🤖 AI Summary
This study investigates how native language background influences the difficulty of learning English vocabulary, focusing on speakers of Spanish, German, and Chinese. By constructing a gradient boosting model that integrates features such as word frequency, semantic properties, surface form characteristics, and cross-linguistic transfer effects—and employing Shapley values for interpretability—the research provides the first systematic quantification of native-language-specific transfer effects on English lexical difficulty. The findings reveal that native Chinese speakers exhibit a distinct transfer pattern due to the absence of orthographic similarity with English.
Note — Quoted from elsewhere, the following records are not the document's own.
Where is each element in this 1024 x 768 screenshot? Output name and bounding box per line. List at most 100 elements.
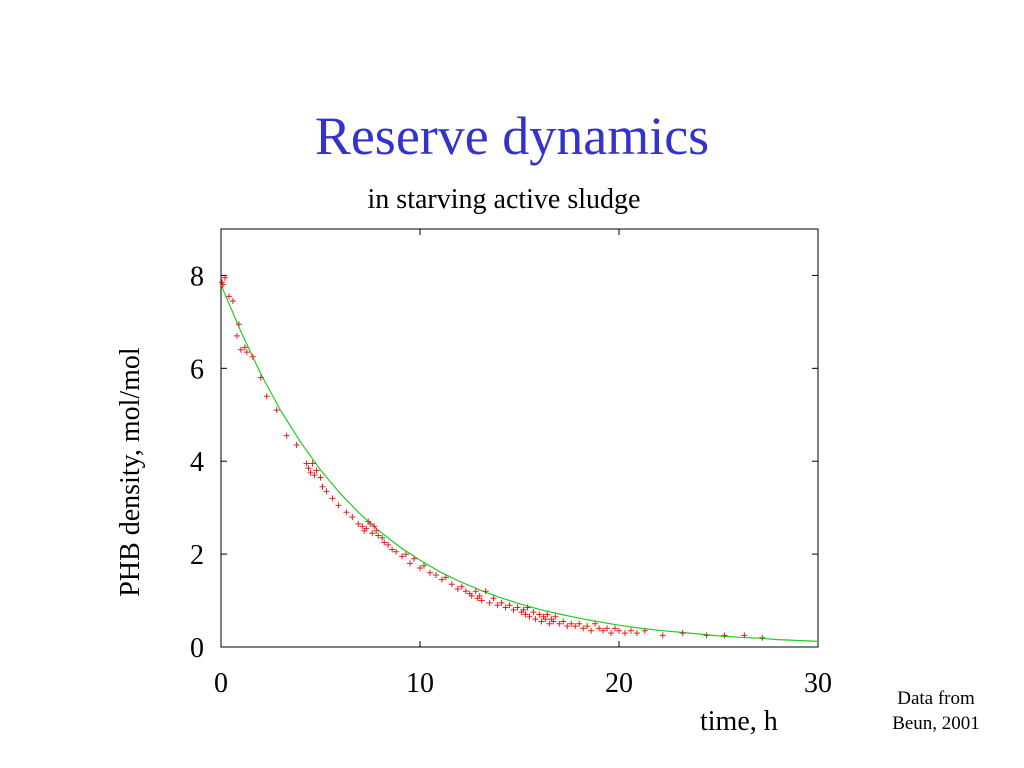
x-axis-label: time, h xyxy=(700,706,778,737)
data-point xyxy=(600,627,607,634)
data-point xyxy=(576,620,583,627)
data-point xyxy=(741,632,748,639)
data-point xyxy=(411,555,418,562)
data-point xyxy=(538,618,545,625)
data-point xyxy=(478,597,485,604)
data-point xyxy=(375,532,382,539)
data-point xyxy=(659,632,666,639)
data-point xyxy=(313,467,320,474)
data-point xyxy=(721,632,728,639)
data-point xyxy=(438,576,445,583)
data-point xyxy=(564,623,571,630)
data-point xyxy=(627,627,634,634)
y-tick-label: 8 xyxy=(190,261,204,292)
data-point xyxy=(703,632,710,639)
data-point xyxy=(393,548,400,555)
data-point xyxy=(235,321,242,328)
data-point xyxy=(385,541,392,548)
data-point xyxy=(524,604,531,611)
data-point xyxy=(420,562,427,569)
data-point xyxy=(514,604,521,611)
data-point xyxy=(550,618,557,625)
data-point xyxy=(532,616,539,623)
source-note: Data from Beun, 2001 xyxy=(874,686,998,736)
data-point xyxy=(317,474,324,481)
data-point xyxy=(307,469,314,476)
data-point xyxy=(502,604,509,611)
data-point xyxy=(448,581,455,588)
data-point xyxy=(490,595,497,602)
data-point xyxy=(568,620,575,627)
data-point xyxy=(679,630,686,637)
y-tick-label: 6 xyxy=(190,354,204,385)
data-point xyxy=(520,606,527,613)
data-point xyxy=(229,297,236,304)
data-point xyxy=(536,611,543,618)
data-point xyxy=(367,520,374,527)
data-point xyxy=(604,625,611,632)
data-point xyxy=(580,625,587,632)
data-points-layer xyxy=(218,274,766,641)
data-point xyxy=(241,344,248,351)
data-point xyxy=(458,583,465,590)
data-point xyxy=(608,630,615,637)
data-point xyxy=(249,353,256,360)
data-point xyxy=(293,441,300,448)
data-point xyxy=(432,572,439,579)
data-point xyxy=(556,620,563,627)
data-point xyxy=(641,627,648,634)
data-point xyxy=(542,616,549,623)
data-point xyxy=(303,460,310,467)
data-point xyxy=(323,488,330,495)
data-point xyxy=(225,293,232,300)
data-point xyxy=(399,553,406,560)
data-point xyxy=(522,611,529,618)
data-point xyxy=(329,495,336,502)
data-point xyxy=(343,509,350,516)
data-point xyxy=(633,630,640,637)
data-point xyxy=(389,546,396,553)
y-tick-label: 4 xyxy=(190,447,204,478)
data-point xyxy=(311,472,318,479)
x-tick-label: 20 xyxy=(605,668,633,699)
y-tick-label: 0 xyxy=(190,633,204,664)
data-point xyxy=(454,585,461,592)
data-point xyxy=(584,623,591,630)
data-point xyxy=(407,560,414,567)
data-point xyxy=(426,569,433,576)
data-point xyxy=(369,530,376,537)
x-tick-label: 0 xyxy=(214,668,228,699)
data-point xyxy=(319,483,326,490)
slide-subtitle: in starving active sludge xyxy=(367,184,641,215)
data-point xyxy=(498,599,505,606)
data-point xyxy=(355,520,362,527)
data-point xyxy=(612,625,619,632)
data-point xyxy=(592,620,599,627)
data-point xyxy=(494,602,501,609)
source-note-line-2: Beun, 2001 xyxy=(892,713,980,734)
data-point xyxy=(759,634,766,641)
data-point xyxy=(560,618,567,625)
data-point xyxy=(381,539,388,546)
data-point xyxy=(468,592,475,599)
data-point xyxy=(544,611,551,618)
y-tick-label: 2 xyxy=(190,540,204,571)
data-point xyxy=(546,620,553,627)
data-point xyxy=(552,613,559,620)
data-point xyxy=(588,627,595,634)
x-tick-label: 30 xyxy=(804,668,832,699)
data-point xyxy=(486,599,493,606)
fit-curve-layer xyxy=(220,284,819,642)
data-point xyxy=(273,407,280,414)
data-point xyxy=(403,551,410,558)
data-point xyxy=(373,527,380,534)
data-point xyxy=(359,523,366,530)
data-point xyxy=(349,513,356,520)
data-point xyxy=(371,523,378,530)
data-point xyxy=(379,534,386,541)
axis-ticks: 0 10 20 30 0 2 4 6 8 xyxy=(190,229,832,699)
data-point xyxy=(219,281,226,288)
y-axis-label: PHB density, mol/mol xyxy=(115,347,146,597)
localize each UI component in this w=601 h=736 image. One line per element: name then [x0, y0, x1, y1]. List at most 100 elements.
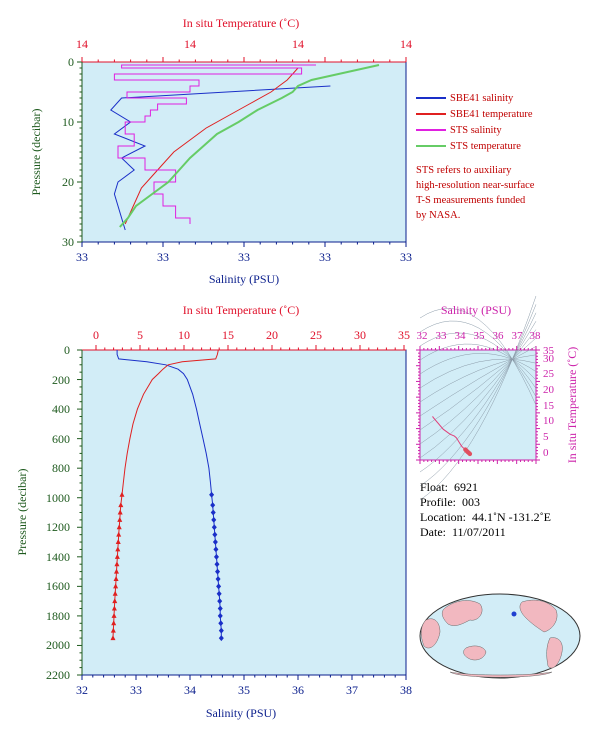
ts-density-contour [419, 337, 537, 431]
bottom-salinity-point [216, 590, 222, 597]
bottom-panel-ticks [77, 345, 407, 680]
float-info: Float: 6921 Profile: 003 Location: 44.1˚N -… [420, 480, 551, 540]
top-pressure-tick-1: 0 [68, 55, 74, 69]
bottom-panel: In situ Temperature (˚C) Salinity (PSU) … [15, 303, 412, 720]
ts-sal-tick-35: 35 [474, 330, 486, 342]
bottom-temp-tick-15: 15 [222, 328, 234, 342]
float-row: Float: 6921 [420, 480, 551, 495]
bottom-sal-tick-37: 37 [346, 683, 358, 697]
ts-density-contour [419, 343, 537, 381]
bottom-salinity-point [211, 524, 217, 531]
ts-density-contour [419, 332, 537, 389]
bottom-pressure-tick-800: 800 [52, 461, 70, 475]
bottom-salinity-point [217, 612, 223, 619]
top-sts-salinity-line [113, 64, 316, 224]
bottom-salinity-point [212, 531, 218, 538]
legend-label: SBE41 temperature [450, 108, 533, 120]
bottom-salinity-point [215, 575, 221, 582]
legend-label: STS temperature [450, 140, 521, 152]
ts-sal-tick-34: 34 [455, 330, 467, 342]
bottom-temperature-point [119, 491, 125, 497]
ts-density-contour [419, 329, 537, 445]
ts-temp-tick-25: 25 [543, 368, 555, 380]
legend-swatch [416, 97, 446, 99]
top-sal-tick-5: 33 [400, 250, 412, 264]
bottom-salinity-point [210, 509, 216, 516]
top-pressure-axis-label: Pressure (decibar) [29, 109, 43, 196]
bottom-salinity-point [218, 627, 224, 634]
map-land-antarctica [449, 671, 553, 678]
ts-sal-tick-33: 33 [436, 330, 448, 342]
ts-density-contour [419, 320, 537, 397]
bottom-temperature-point [114, 561, 120, 567]
ts-panel: Salinity (PSU) In situ Temperature (˚C) … [416, 295, 579, 501]
bottom-temp-tick-35: 35 [398, 328, 410, 342]
bottom-salinity-point [216, 583, 222, 590]
ts-panel-series [432, 416, 473, 457]
profile-label: Profile: [420, 495, 456, 509]
bottom-salinity-point [214, 561, 220, 568]
ts-temp-tick-5: 5 [543, 431, 549, 443]
ts-density-contour [419, 353, 537, 375]
top-temp-tick-4: 14 [400, 37, 412, 51]
ts-panel-ticks [416, 346, 540, 464]
ts-sal-tick-37: 37 [512, 330, 524, 342]
bottom-temp-axis-label: In situ Temperature (˚C) [183, 303, 300, 317]
location-value: 44.1˚N -131.2˚E [471, 510, 551, 524]
location-label: Location: [420, 510, 466, 524]
bottom-pressure-tick-1400: 1400 [46, 550, 70, 564]
ts-point [467, 451, 473, 457]
bottom-temp-tick-30: 30 [354, 328, 366, 342]
bottom-sal-tick-35: 35 [238, 683, 250, 697]
bottom-temperature-point [117, 509, 123, 515]
legend-swatch [416, 145, 446, 147]
legend-item-sts-salinity: STS salinity [416, 122, 533, 138]
ts-sal-axis-label: Salinity (PSU) [441, 303, 511, 317]
bottom-temp-tick-5: 5 [137, 328, 143, 342]
bottom-pressure-tick-400: 400 [52, 402, 70, 416]
top-temp-axis-label: In situ Temperature (˚C) [183, 16, 300, 30]
profile-row: Profile: 003 [420, 495, 551, 510]
bottom-salinity-point [213, 546, 219, 553]
map-land-australia [463, 645, 487, 661]
bottom-temperature-point [114, 568, 120, 574]
bottom-temperature-point [110, 635, 116, 641]
ts-density-contour [419, 295, 537, 501]
ts-density-contour [419, 346, 537, 417]
ts-temp-tick-15: 15 [543, 400, 555, 412]
bottom-panel-series [110, 349, 224, 642]
bottom-temperature-point [116, 524, 122, 530]
bottom-temperature-point [115, 539, 121, 545]
float-value: 6921 [454, 480, 479, 494]
bottom-temperature-point [114, 553, 120, 559]
bottom-sal-tick-33: 33 [130, 683, 142, 697]
date-row: Date: 11/07/2011 [420, 525, 551, 540]
ts-density-contour [419, 354, 537, 403]
top-panel-ticks [77, 57, 407, 247]
bottom-pressure-tick-600: 600 [52, 432, 70, 446]
ts-temp-tick-10: 10 [543, 415, 555, 427]
location-row: Location: 44.1˚N -131.2˚E [420, 510, 551, 525]
bottom-temperature-point [118, 502, 124, 508]
date-label: Date: [420, 525, 446, 539]
legend-swatch [416, 113, 446, 115]
bottom-temperature-point [113, 575, 119, 581]
bottom-salinity-point [212, 539, 218, 546]
bottom-pressure-tick-2000: 2000 [46, 638, 70, 652]
top-temp-tick-3: 14 [292, 37, 304, 51]
legend-item-sbe41-salinity: SBE41 salinity [416, 90, 533, 106]
top-pressure-tick-4: 30 [62, 235, 74, 249]
bottom-temperature-point [115, 546, 121, 552]
ts-density-contour [419, 308, 537, 406]
sts-note-line: STS refers to auxiliary [416, 165, 512, 176]
bottom-sal-tick-34: 34 [184, 683, 196, 697]
bottom-salinity-point [209, 491, 215, 498]
bottom-sal-tick-36: 36 [292, 683, 304, 697]
bottom-salinity-point [215, 568, 221, 575]
ts-density-contour [419, 321, 537, 459]
top-temp-tick-1: 14 [76, 37, 88, 51]
bottom-salinity-point [217, 605, 223, 612]
bottom-salinity-point [211, 516, 217, 523]
profile-value: 003 [462, 495, 480, 509]
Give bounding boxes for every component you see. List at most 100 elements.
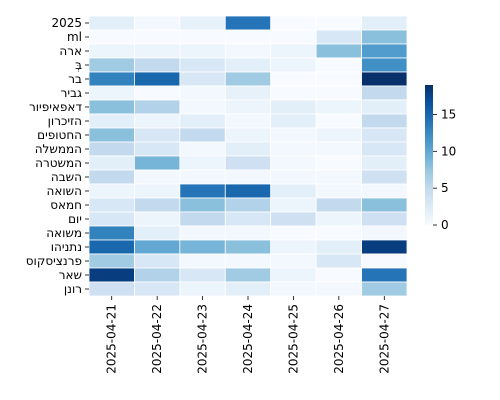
heatmap-cell	[134, 253, 181, 269]
heatmap-cell	[134, 169, 181, 185]
heatmap-cell	[179, 253, 226, 269]
heatmap-cell	[361, 85, 408, 101]
x-tick-label: 2025-04-23	[196, 304, 210, 374]
heatmap-cell	[179, 239, 226, 255]
heatmap-cell	[361, 225, 408, 241]
heatmap-cell	[361, 99, 408, 115]
heatmap-cell	[224, 183, 272, 199]
heatmap-cell	[179, 197, 226, 213]
colorbar-tick-label: 15	[441, 107, 456, 121]
y-tick-label: המשטרה	[35, 156, 82, 170]
heatmap-cell	[134, 71, 181, 87]
heatmap-cell	[361, 183, 408, 199]
heatmap-cell	[179, 43, 226, 59]
heatmap-cell	[361, 29, 408, 45]
y-tick-label: דאפאיפיור	[29, 100, 82, 114]
heatmap-cell	[315, 29, 362, 45]
heatmap-cell	[179, 141, 226, 157]
heatmap-cell	[179, 225, 226, 241]
heatmap-cell	[315, 197, 362, 213]
colorbar-gradient	[425, 85, 433, 225]
heatmap-cell	[88, 85, 135, 101]
x-tick-label: 2025-04-22	[150, 304, 164, 374]
heatmap-cell	[270, 183, 317, 199]
y-tick-label: יום	[68, 212, 82, 226]
colorbar-tick-label: 10	[441, 144, 456, 158]
heatmap-cell	[179, 183, 226, 199]
heatmap-cell	[224, 57, 272, 73]
y-tick-label: החטופים	[37, 128, 82, 142]
heatmap-cell	[361, 15, 408, 31]
heatmap-cell	[88, 239, 135, 255]
heatmap-cell	[88, 29, 135, 45]
heatmap-cell	[224, 281, 272, 297]
y-tick-label: הזיכרון	[48, 114, 82, 128]
heatmap-cell	[179, 169, 226, 185]
x-axis-labels: 2025-04-21 2025-04-22 2025-04-23 2025-04-24…	[105, 296, 391, 374]
heatmap-cell	[224, 211, 272, 227]
heatmap-cell	[315, 141, 362, 157]
heatmap-cell	[270, 253, 317, 269]
colorbar: 0 5 10 15	[425, 85, 456, 232]
heatmap-cell	[134, 197, 181, 213]
heatmap-cell	[270, 197, 317, 213]
y-tick-label: בר	[68, 72, 82, 86]
heatmap-cell	[88, 211, 135, 227]
heatmap-cell	[224, 225, 272, 241]
heatmap-cell	[270, 211, 317, 227]
heatmap-cell	[179, 57, 226, 73]
x-tick-label: 2025-04-21	[105, 304, 119, 374]
heatmap-cell	[88, 169, 135, 185]
heatmap-cell	[361, 127, 408, 143]
heatmap-cell	[270, 127, 317, 143]
heatmap-cell	[179, 99, 226, 115]
heatmap-cell	[224, 99, 272, 115]
heatmap-cell	[134, 281, 181, 297]
heatmap-cell	[88, 113, 135, 129]
heatmap-cell	[361, 281, 408, 297]
heatmap-cell	[134, 141, 181, 157]
heatmap-cell	[88, 155, 135, 171]
heatmap-cell	[315, 127, 362, 143]
y-tick-label: רונן	[64, 282, 82, 296]
heatmap-cell	[315, 113, 362, 129]
y-tick-label: 2025	[51, 16, 82, 30]
heatmap-cell	[315, 71, 362, 87]
x-tick-label: 2025-04-25	[286, 304, 300, 374]
x-tick-label: 2025-04-27	[377, 304, 391, 374]
heatmap-cell	[270, 267, 317, 283]
y-tick-label: השבה	[51, 170, 82, 184]
heatmap-cell	[224, 29, 272, 45]
x-tick-label: 2025-04-24	[241, 304, 255, 374]
heatmap-cell	[224, 155, 272, 171]
heatmap-cell	[179, 113, 226, 129]
heatmap-cell	[361, 239, 408, 255]
heatmap-cell	[361, 155, 408, 171]
heatmap-cell	[315, 85, 362, 101]
heatmap-cell	[134, 99, 181, 115]
heatmap-cell	[361, 211, 408, 227]
heatmap-cell	[88, 225, 135, 241]
heatmap-cell	[224, 15, 272, 31]
heatmap-cell	[315, 267, 362, 283]
y-tick-label: גביר	[61, 86, 82, 100]
heatmap-cell	[224, 141, 272, 157]
heatmap-cell	[88, 127, 135, 143]
heatmap-cell	[134, 113, 181, 129]
y-tick-label: פרנציסקוס	[26, 254, 82, 268]
heatmap-cell	[361, 141, 408, 157]
heatmap-cell	[270, 239, 317, 255]
heatmap-cell	[270, 141, 317, 157]
heatmap-cell	[134, 267, 181, 283]
heatmap-cell	[179, 281, 226, 297]
heatmap-cell	[270, 29, 317, 45]
heatmap-cell	[361, 57, 408, 73]
heatmap-cell	[179, 71, 226, 87]
heatmap-cell	[270, 169, 317, 185]
heatmap-cell	[315, 57, 362, 73]
y-tick-label: חמאס	[50, 198, 82, 212]
heatmap-cell	[88, 281, 135, 297]
heatmap-cell	[179, 155, 226, 171]
heatmap-cell	[179, 267, 226, 283]
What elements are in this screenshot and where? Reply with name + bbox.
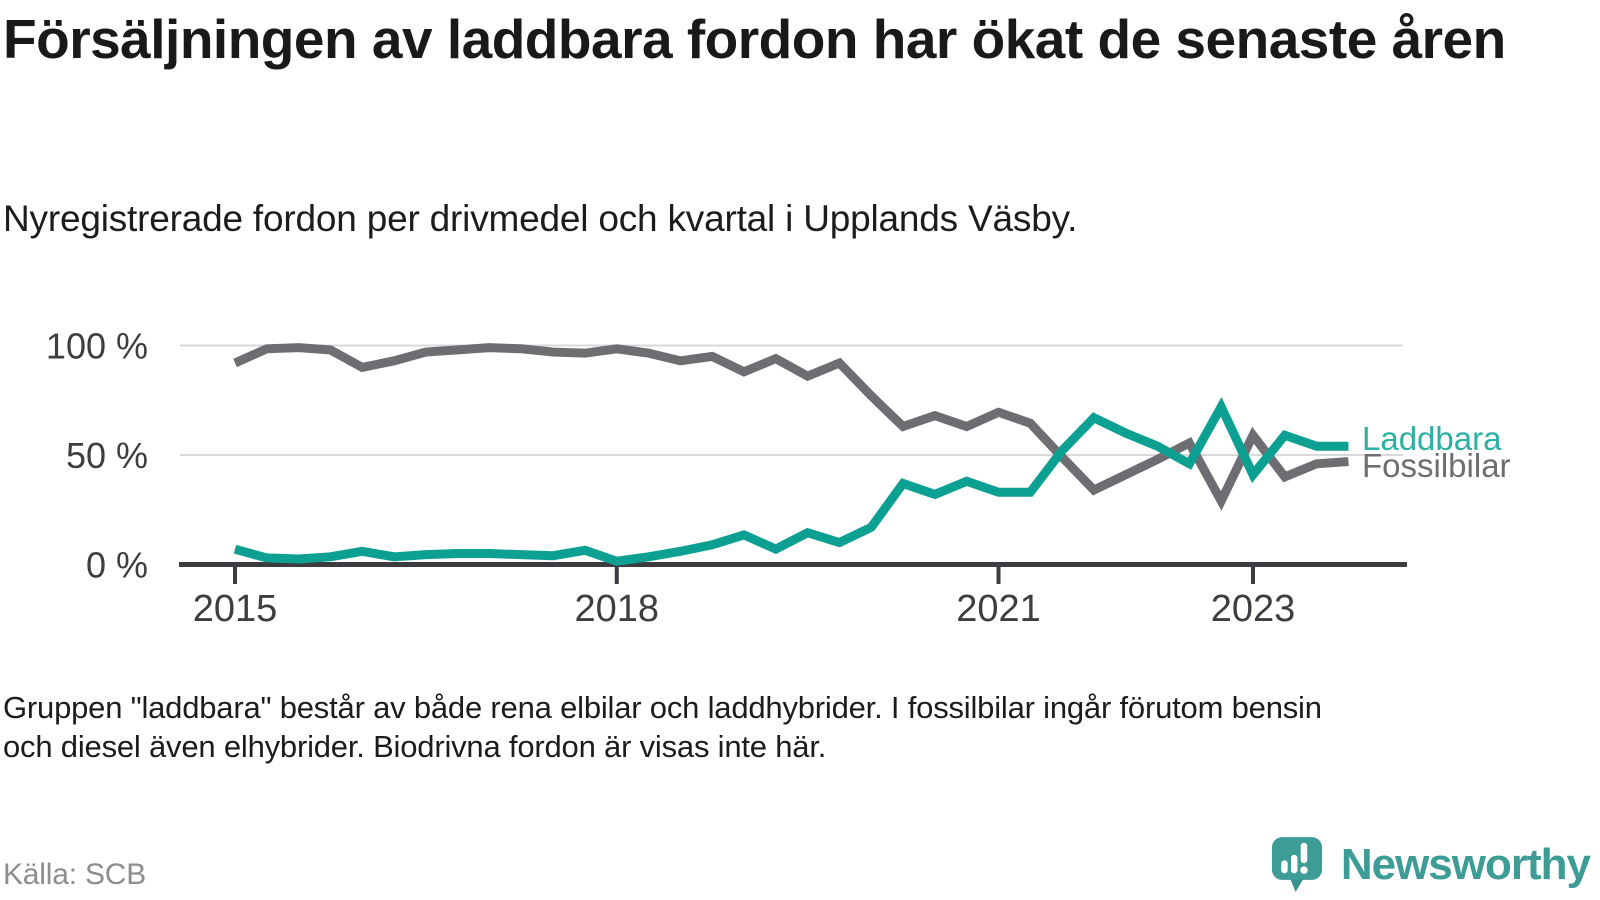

The proposed approach enables the generation of interpretable, native-language-tailored vocabulary difficulty estimates, offering robust support for personalized vocabulary instruction.
📝 Abstract
What makes a word difficult to learn, and how does the difficulty depend on the learner's native language? We computationally model vocabulary difficulty for English learners whose first language is Spanish, German, or Chinese with gradient-boosted models trained on features related to a word's familiarity (e.g., frequency), meaning, surface form, and cross-linguistic transfer. Using Shapley values, we determine the importance of each feature group. Word familiarity is the dominant feature group shared by all three languages. However, predictions for Spanish- and German-speaking learners rely additionally on orthographic transfer. This transfer mechanism is unavailable to Chinese learners, whose difficulty is shaped by a combination of familiarity and surface features alone. Our models provide interpretable, L1-tailored difficulty estimates that can be used to design vocabulary curricula.